Há arguidos que, tendo sido condenados, interpuseram recurso para o Tribunal Constitucional, que, ao impor ao Tribunal da Relação de Lisboa a reapreciação da matéria de facto, aliás sem possível recurso a qualquer registo da sua primeira versão, acabou por determinar o recomeço da produção de prova, com as naturais dificuldades (testemunhas de difícil, se não impossível recondução a deporem) e delongas;

Há arguidos cuja prisão preventiva excedeu em cerca de ano e meio o limite legal da mesma prisão, o que os torna credores de uma reparação por parte do Estado, ainda que apenas moral;

Há processos em curso de instrução que, a serem introduzidos a prestações no circuito judicial, ameaçam eternizar sem limite previsível, mas com consequências conjecturáveis, um resultado final;

Salvo raros casos de fuga à detenção, é tarde para se lamentar a impunidade. A maioria dos arguidos cumpriu já — em plena presunção de inocência, que se mantém — uma pena de prisão efectiva da ordem dos cinco anos, o que corresponde, em termos de liberdade provisória, a uma condenação efectiva de cerca de dez anos;

Há sobretudo um clima de paz cívica que pode ser comprometido se a máquina judicial continuar

engasgada na sua capacidade de resposta pronta, sendo que se lhe não antevêem facilidades, antes escolhos de difícil remoção; E um país que durante tanto tempo foi vítima de perseguições políticas pode, sem dificuldade, encontrar em si impulsos de compreensão e tolerância para comportamentos de motivação política, até porque alguns dos pretensos agentes em causa contribuíram decisivamente para o termo daquelas perseguições e para o estabelecimento do Estado de direito democrático que exige esta tolerância.

4 — Assim sopesadas as determinantes do «se» da amnistia proposta, impõe-se sopesar as razões influentes no seu concreto alcance.

Com base na consideração implícita de que, assumidamente ou não, houve vítimas, a amnistia vem proposta com exclusão dos impropriamente chamados «crimes de sangue».

Impõem-se aqui as seguintes considerações:

À parte as já referidas condenações definitivas, e independentemente de saber se estão ou não conexionadas com a existência de vítimas, é nossa obrigação raciocinar no plano de presunção de inocência, por mais que condenações não transitadas inculquem o contrário. Um Estado de direito não permite sobrepor convicções subjectivas a direitos fundamentais;

Entre os efeitos de uma eventual condenação que confirme como pena a prisão já sofrida, ou a prolongue no tempo, não pode incluir-se, infelizmente, o de restituir a vida às vítimas, nem estas ao convívio dos seus familiares.

O mais que, neste momento, pode assegurar-se às vítimas da correspondente lesão moral é uma indemnização compensatória dos danos sofridos.

E sendo embora certo que uma amnistia que eventualmente se decrete não faz precludir a responsabilidade civil conexa com uma eventual responsabilidade criminal (artigo 126.°, n.° 3, do Código Penal), crê-se que, ao assumir a extinção do processo criminal por acto politico, deveria o Estado assumir a responsabilidade pelo pagamento da indemnização de perdas e danos que no caso caiba, sem prejuízo do pertinente direito de regresso sobre os responsáveis directos.
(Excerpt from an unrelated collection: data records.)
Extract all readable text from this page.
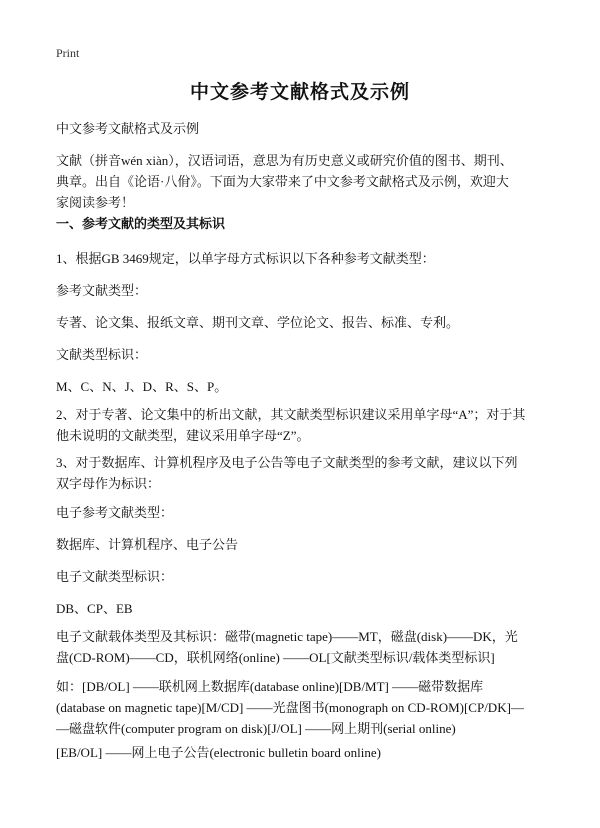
Print
中文参考文献格式及示例

中文参考文献格式及示例

文献（拼音wén xiàn），汉语词语，意思为有历史意义或研究价值的图书、期刊、
典章。出自《论语·八佾》。下面为大家带来了中文参考文献格式及示例，欢迎大
家阅读参考！

一、参考文献的类型及其标识

1、根据GB 3469规定，以单字母方式标识以下各种参考文献类型：

参考文献类型：

专著、论文集、报纸文章、期刊文章、学位论文、报告、标准、专利。

文献类型标识：

M、C、N、J、D、R、S、P。

2、对于专著、论文集中的析出文献，其文献类型标识建议采用单字母“A”；对于其
他未说明的文献类型，建议采用单字母“Z”。

3、对于数据库、计算机程序及电子公告等电子文献类型的参考文献，建议以下列
双字母作为标识：

电子参考文献类型：

数据库、计算机程序、电子公告

电子文献类型标识：

DB、CP、EB

电子文献载体类型及其标识：磁带(magnetic tape)——MT，磁盘(disk)——DK，光
盘(CD-ROM)——CD，联机网络(online) ——OL[文献类型标识/载体类型标识]

如：[DB/OL] ——联机网上数据库(database online)[DB/MT] ——磁带数据库
(database on magnetic tape)[M/CD] ——光盘图书(monograph on CD-ROM)[CP/DK]—
—磁盘软件(computer program on disk)[J/OL] ——网上期刊(serial online)

[EB/OL] ——网上电子公告(electronic bulletin board online)
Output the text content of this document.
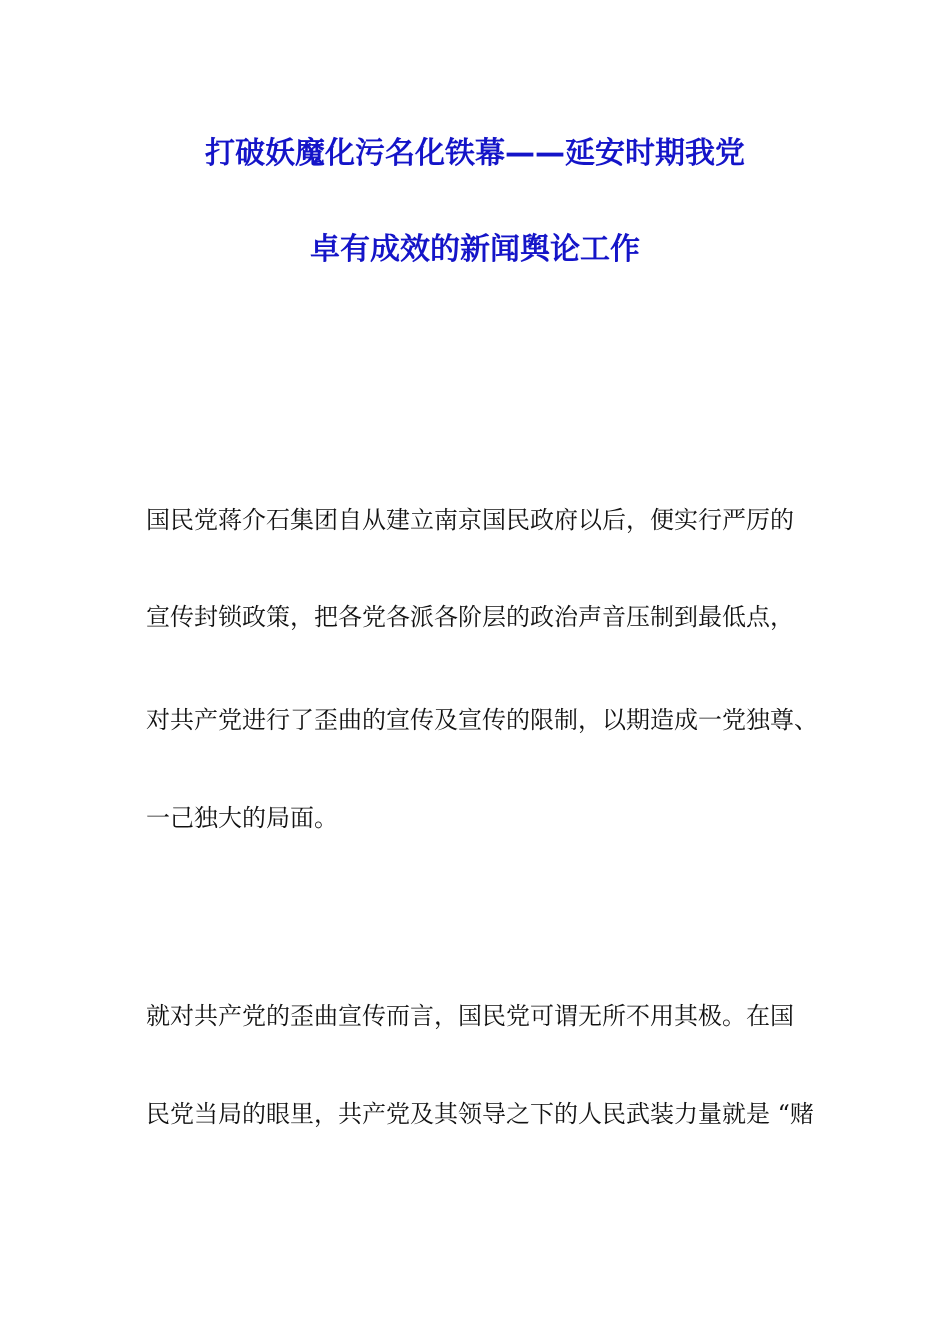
打破妖魔化污名化铁幕——延安时期我党
卓有成效的新闻舆论工作

国民党蒋介石集团自从建立南京国民政府以后，便实行严厉的

宣传封锁政策，把各党各派各阶层的政治声音压制到最低点，

对共产党进行了歪曲的宣传及宣传的限制，以期造成一党独尊、

一己独大的局面。

就对共产党的歪曲宣传而言，国民党可谓无所不用其极。在国

民党当局的眼里，共产党及其领导之下的人民武装力量就是 “赌
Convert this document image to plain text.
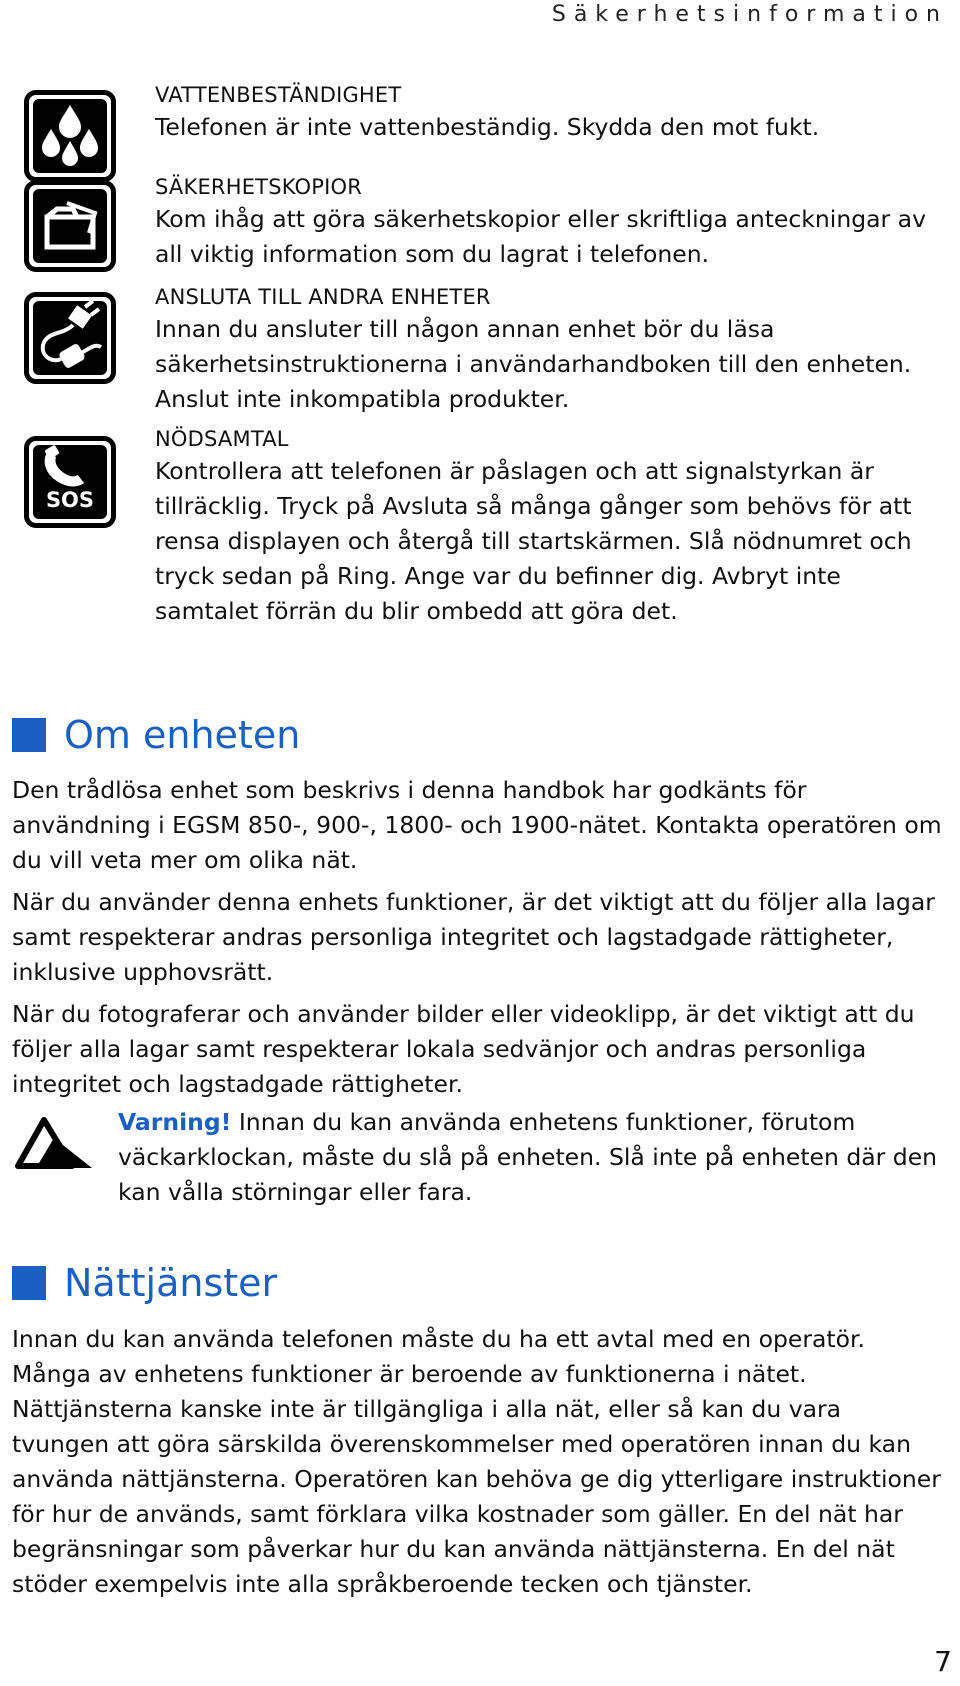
Säkerhetsinformation
VATTENBESTÄNDIGHET
Telefonen är inte vattenbeständig. Skydda den mot fukt.
SÄKERHETSKOPIOR
Kom ihåg att göra säkerhetskopior eller skriftliga anteckningar av all viktig information som du lagrat i telefonen.
ANSLUTA TILL ANDRA ENHETER
Innan du ansluter till någon annan enhet bör du läsa säkerhetsinstruktionerna i användarhandboken till den enheten. Anslut inte inkompatibla produkter.
SOS
NÖDSAMTAL
Kontrollera att telefonen är påslagen och att signalstyrkan är tillräcklig. Tryck på Avsluta så många gånger som behövs för att rensa displayen och återgå till startskärmen. Slå nödnumret och tryck sedan på Ring. Ange var du befinner dig. Avbryt inte samtalet förrän du blir ombedd att göra det.
Om enheten
Den trådlösa enhet som beskrivs i denna handbok har godkänts för användning i EGSM 850-, 900-, 1800- och 1900-nätet. Kontakta operatören om du vill veta mer om olika nät.
När du använder denna enhets funktioner, är det viktigt att du följer alla lagar samt respekterar andras personliga integritet och lagstadgade rättigheter, inklusive upphovsrätt.
När du fotograferar och använder bilder eller videoklipp, är det viktigt att du följer alla lagar samt respekterar lokala sedvänjor och andras personliga integritet och lagstadgade rättigheter.
Varning! Innan du kan använda enhetens funktioner, förutom väckarklockan, måste du slå på enheten. Slå inte på enheten där den kan vålla störningar eller fara.
Nättjänster
Innan du kan använda telefonen måste du ha ett avtal med en operatör. Många av enhetens funktioner är beroende av funktionerna i nätet. Nättjänsterna kanske inte är tillgängliga i alla nät, eller så kan du vara tvungen att göra särskilda överenskommelser med operatören innan du kan använda nättjänsterna. Operatören kan behöva ge dig ytterligare instruktioner för hur de används, samt förklara vilka kostnader som gäller. En del nät har begränsningar som påverkar hur du kan använda nättjänsterna. En del nät stöder exempelvis inte alla språkberoende tecken och tjänster.
7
Com este «remendo», que outro melhor se não vê, perderiam relevo as considerações justificativas de uma distinção entre os diversos graus de eventual responsabilidade criminal, de passo que o ganhariam as razões justificativas de um nivelamento de todos os casos.

Assim porque, se o que se pretende é uma pá de terra sobre as últimas rebeldias de cariz político após Abril, essa pá de terra só será um ponto final se não fizer distinções que estimulem reacções de solidariedade ou reacendam as cinzas de labaredas extintas.

Isto para significar que, por mais que isso doa aos paladinos da meia-tinta, o mais sensato será concluir--se que, a este respeito, a opção está de facto entre tudo e nada.

Se há que fazer distinções, que elas se encarem estritamente no âmbito da possibilidade, aberta pelo n.° 3 do artigo 126.° do Código Penal, da subordinação da amnistia ao cumprimento de certos deveres, só em concreto se podendo ajuizar sobre quais e em que casos.